Now, we’ll go through each component in detail.

[1] main.nf

This is the main pipeline script:


include { PREPROCESS_IMAGES } from './modules/preprocessing'

log.info """\
    EXAMPLE PIPELINE
    ---------------------
    input_dir: ${params.input_dir}
    output_dir: ${params.output_dir}
"""
.stripIndent(true)

workflow {
    PREPROCESS_IMAGES ( params.input_dir )
}

The first line imports the PREPROCESS_IMAGES process, which is contained in modules/preprocessing/main.nf.

The next line outputs information to the console.

Finally, we have the workflow block, which calls the PREPROCESS_IMAGES process with the input input_dir that was specified in the command line.

params contains the command line arguments, which were specified using the --input_dir and --output_dir options.

[2] nextflow.config

This is the Nextflow configuration file.

process.container = "<docker_image:tag>"
docker.enabled = true
docker.runOptions = '-u $(id -u):$(id -g) -v /Users:/Users'

In this example, we specify that processes should run in the given container. Additionally, we specify that Docker should always be used when executing the pipeline, and give some options for Docker.

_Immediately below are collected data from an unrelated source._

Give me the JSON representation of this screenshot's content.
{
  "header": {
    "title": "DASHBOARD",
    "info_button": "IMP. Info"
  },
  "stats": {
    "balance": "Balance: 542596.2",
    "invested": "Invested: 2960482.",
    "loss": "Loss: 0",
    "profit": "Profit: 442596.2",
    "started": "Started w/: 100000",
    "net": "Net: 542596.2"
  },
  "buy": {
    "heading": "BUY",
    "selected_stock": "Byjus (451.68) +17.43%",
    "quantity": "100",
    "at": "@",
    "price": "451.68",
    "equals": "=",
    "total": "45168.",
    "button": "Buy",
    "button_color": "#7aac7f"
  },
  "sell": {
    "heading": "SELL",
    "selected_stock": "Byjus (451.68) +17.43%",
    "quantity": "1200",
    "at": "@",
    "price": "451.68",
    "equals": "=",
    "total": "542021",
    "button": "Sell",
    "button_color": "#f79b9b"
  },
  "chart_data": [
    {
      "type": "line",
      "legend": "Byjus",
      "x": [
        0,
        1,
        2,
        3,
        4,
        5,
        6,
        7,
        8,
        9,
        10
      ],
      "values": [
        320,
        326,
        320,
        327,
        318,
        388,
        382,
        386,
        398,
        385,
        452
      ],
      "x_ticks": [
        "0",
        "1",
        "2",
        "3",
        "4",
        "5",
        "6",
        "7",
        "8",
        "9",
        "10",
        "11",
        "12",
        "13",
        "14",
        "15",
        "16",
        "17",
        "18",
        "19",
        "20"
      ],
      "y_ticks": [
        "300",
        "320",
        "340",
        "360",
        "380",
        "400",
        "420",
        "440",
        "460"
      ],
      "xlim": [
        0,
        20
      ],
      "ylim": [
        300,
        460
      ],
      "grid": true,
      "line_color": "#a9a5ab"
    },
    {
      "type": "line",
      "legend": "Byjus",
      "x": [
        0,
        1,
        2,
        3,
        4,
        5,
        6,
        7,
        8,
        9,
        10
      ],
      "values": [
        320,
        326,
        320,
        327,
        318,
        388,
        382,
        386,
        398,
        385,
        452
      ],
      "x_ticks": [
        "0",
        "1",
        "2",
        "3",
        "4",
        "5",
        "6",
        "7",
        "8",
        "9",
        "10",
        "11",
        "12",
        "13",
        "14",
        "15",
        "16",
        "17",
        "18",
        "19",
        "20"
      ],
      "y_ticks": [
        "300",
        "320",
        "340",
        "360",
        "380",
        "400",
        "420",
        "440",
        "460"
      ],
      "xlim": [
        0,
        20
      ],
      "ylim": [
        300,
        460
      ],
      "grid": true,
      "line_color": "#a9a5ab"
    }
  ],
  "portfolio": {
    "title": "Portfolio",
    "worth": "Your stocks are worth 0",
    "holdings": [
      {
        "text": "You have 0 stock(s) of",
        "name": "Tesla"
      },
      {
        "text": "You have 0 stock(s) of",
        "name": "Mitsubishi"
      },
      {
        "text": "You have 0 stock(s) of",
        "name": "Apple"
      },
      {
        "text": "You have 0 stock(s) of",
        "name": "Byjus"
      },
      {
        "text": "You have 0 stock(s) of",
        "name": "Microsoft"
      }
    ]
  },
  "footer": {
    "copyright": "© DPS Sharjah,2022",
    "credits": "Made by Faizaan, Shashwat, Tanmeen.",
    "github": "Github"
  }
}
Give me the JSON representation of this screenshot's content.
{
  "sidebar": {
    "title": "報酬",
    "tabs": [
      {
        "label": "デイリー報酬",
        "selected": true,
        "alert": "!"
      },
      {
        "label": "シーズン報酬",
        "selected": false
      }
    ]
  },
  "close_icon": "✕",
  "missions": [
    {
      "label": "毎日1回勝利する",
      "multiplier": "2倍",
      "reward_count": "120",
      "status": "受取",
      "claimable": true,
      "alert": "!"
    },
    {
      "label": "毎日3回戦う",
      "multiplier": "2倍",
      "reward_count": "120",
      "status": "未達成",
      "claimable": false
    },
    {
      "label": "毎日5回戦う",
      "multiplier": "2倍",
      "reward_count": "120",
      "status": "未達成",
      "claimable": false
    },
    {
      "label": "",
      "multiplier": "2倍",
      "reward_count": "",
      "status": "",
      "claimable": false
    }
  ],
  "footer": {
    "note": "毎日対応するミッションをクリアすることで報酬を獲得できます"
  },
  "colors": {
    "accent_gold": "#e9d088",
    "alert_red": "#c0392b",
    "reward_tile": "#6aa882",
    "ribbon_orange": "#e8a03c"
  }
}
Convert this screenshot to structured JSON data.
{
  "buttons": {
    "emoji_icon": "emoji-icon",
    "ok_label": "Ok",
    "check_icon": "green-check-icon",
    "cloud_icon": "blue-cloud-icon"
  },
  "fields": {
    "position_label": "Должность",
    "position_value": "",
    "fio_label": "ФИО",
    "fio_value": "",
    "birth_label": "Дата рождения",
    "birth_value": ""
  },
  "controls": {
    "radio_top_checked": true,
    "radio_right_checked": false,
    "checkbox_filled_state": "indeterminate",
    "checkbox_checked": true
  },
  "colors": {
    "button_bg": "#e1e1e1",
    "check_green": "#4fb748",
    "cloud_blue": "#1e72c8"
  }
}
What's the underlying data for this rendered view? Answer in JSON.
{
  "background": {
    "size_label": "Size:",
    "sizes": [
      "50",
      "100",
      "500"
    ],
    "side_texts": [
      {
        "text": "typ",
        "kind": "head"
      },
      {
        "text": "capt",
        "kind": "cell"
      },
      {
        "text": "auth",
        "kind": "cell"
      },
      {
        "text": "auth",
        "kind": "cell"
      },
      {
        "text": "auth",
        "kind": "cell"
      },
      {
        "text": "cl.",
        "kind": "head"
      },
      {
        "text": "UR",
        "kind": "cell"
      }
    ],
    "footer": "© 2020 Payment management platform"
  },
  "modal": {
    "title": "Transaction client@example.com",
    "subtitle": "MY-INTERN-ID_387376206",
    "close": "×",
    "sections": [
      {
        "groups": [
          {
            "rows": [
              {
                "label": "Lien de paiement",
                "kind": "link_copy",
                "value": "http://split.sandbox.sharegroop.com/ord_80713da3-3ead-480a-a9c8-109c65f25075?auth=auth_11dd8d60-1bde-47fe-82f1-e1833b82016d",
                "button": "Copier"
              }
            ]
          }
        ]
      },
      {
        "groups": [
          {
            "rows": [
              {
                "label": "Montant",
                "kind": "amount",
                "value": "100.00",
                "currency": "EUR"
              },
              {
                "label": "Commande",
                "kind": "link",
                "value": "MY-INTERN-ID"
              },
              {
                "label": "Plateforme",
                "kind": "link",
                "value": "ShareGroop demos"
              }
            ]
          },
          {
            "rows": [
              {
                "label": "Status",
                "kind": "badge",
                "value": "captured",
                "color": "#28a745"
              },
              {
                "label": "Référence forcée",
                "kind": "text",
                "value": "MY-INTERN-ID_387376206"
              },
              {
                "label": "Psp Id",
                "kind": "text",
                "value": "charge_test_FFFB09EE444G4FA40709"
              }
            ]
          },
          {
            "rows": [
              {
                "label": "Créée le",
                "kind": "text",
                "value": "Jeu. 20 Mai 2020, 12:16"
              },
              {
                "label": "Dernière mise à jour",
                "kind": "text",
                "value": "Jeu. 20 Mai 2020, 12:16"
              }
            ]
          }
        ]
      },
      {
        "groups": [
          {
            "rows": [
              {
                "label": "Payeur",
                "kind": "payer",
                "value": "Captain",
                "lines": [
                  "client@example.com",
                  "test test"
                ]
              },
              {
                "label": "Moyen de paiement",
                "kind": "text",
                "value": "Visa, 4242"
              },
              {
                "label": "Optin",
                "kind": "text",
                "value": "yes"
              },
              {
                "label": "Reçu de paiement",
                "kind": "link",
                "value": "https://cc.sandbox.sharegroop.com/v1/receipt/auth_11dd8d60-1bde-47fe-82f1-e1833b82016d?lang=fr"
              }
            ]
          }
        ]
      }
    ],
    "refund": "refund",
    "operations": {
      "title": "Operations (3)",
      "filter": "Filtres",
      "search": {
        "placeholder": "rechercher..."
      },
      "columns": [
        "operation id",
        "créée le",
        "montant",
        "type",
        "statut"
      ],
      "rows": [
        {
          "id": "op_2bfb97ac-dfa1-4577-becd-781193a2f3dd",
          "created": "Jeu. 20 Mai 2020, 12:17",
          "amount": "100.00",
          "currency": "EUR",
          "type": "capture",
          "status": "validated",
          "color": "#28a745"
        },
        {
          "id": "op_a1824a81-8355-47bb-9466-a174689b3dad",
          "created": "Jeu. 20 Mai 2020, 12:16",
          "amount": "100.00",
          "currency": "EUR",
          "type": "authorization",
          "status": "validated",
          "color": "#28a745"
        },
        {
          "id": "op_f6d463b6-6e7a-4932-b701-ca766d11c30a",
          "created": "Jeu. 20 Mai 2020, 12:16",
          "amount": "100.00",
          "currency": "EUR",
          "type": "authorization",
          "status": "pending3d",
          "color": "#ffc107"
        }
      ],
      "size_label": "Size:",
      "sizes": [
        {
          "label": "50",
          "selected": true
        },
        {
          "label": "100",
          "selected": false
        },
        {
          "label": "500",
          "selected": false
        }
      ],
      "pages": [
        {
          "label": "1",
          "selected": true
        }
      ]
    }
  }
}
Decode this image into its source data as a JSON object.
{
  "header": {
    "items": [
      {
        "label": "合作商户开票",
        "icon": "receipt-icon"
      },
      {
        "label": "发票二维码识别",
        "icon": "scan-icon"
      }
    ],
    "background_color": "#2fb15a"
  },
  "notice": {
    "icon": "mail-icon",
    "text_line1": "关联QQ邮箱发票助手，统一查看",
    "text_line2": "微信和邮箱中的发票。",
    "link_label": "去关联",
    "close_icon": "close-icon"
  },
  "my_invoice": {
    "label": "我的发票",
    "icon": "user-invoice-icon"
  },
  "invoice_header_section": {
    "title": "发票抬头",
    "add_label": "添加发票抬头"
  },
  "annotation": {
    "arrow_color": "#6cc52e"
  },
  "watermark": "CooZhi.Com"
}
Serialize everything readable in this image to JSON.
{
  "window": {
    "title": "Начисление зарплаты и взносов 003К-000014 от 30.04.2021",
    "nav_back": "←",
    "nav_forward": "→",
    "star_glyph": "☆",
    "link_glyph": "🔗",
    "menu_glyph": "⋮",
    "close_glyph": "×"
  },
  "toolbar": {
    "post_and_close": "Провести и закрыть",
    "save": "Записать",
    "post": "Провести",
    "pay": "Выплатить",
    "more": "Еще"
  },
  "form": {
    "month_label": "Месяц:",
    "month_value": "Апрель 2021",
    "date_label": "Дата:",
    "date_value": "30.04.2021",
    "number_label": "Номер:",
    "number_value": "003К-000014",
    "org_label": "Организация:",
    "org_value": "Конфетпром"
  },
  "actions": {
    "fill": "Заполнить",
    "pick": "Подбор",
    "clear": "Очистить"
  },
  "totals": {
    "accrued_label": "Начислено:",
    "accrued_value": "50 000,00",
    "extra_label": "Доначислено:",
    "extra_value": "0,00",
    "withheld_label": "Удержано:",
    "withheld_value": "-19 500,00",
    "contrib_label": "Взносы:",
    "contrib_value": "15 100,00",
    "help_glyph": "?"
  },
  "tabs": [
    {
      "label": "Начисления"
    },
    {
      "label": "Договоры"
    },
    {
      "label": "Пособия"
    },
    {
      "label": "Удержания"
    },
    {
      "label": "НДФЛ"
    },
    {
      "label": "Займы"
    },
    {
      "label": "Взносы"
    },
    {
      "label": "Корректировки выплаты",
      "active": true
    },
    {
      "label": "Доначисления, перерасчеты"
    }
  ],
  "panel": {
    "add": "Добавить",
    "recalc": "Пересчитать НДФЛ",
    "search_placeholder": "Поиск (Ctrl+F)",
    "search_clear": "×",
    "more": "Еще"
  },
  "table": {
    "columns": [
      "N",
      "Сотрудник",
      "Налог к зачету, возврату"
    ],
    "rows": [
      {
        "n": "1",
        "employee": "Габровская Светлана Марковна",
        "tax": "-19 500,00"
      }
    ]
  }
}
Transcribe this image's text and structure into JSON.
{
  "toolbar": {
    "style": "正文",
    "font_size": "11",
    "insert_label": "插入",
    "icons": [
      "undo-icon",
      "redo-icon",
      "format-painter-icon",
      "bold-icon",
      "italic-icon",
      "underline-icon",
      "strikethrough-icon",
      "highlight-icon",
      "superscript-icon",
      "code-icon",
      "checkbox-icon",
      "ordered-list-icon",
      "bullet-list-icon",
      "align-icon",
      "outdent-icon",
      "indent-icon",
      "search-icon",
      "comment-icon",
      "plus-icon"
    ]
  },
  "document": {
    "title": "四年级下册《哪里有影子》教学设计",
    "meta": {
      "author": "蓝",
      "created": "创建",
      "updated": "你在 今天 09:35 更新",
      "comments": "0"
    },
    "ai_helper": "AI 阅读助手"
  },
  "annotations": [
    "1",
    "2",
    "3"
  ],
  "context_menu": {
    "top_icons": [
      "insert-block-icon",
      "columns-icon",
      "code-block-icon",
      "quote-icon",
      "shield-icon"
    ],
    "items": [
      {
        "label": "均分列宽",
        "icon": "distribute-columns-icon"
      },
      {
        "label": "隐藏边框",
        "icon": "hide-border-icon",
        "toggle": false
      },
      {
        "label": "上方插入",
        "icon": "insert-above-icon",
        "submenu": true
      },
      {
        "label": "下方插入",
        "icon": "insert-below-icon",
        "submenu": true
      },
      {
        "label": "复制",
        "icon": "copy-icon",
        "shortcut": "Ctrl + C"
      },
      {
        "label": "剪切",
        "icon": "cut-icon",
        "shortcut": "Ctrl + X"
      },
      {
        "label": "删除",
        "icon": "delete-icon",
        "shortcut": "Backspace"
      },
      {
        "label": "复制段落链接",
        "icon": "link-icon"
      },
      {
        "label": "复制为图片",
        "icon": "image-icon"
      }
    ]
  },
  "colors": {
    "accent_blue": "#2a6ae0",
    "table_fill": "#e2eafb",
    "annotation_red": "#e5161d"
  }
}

For more information on Nextflow configuration, refer to the Nextflow documentation.

[3] bin/example_script.py

This is the example script that we wrote above.

Note that you need to make the script executable in order for Nextflow to run it. In Unix-like systems, you can do this in the shell by changing to the bin directory and running:

chmod +x example_script.py

[4] modules/preprocessing/main.nf

This is the module that contains the process that the Nextflow pipeline will execute.

process PREPROCESS_IMAGES {

    publishDir params.output_dir, mode: 'copy'
    
    input:
    path process_input_dir

    output:
    path('*')

    script:
    """
    example_script.py \\
    ${process_input_dir} \\
    -o "./" \\
    """
}

The publishDir directive indicates that the output files of this process should be published to output_dir, which is specified as an input to the Nextflow pipeline.

The input block of this process states that the input is the path to the input directory.

The output block of this process states that the outputs are all the paths to files produced by the process.

The script block defines the script that the process executes. In this case, we are running the example_script.py script, with the input_dir process input as the path to the directory with the input files, and with the current working directory ./ as the directory to which to write the output files (the output files are then published according to the publishDir directive).

For more information on Nextflow processes, refer to the Nextflow Documentation.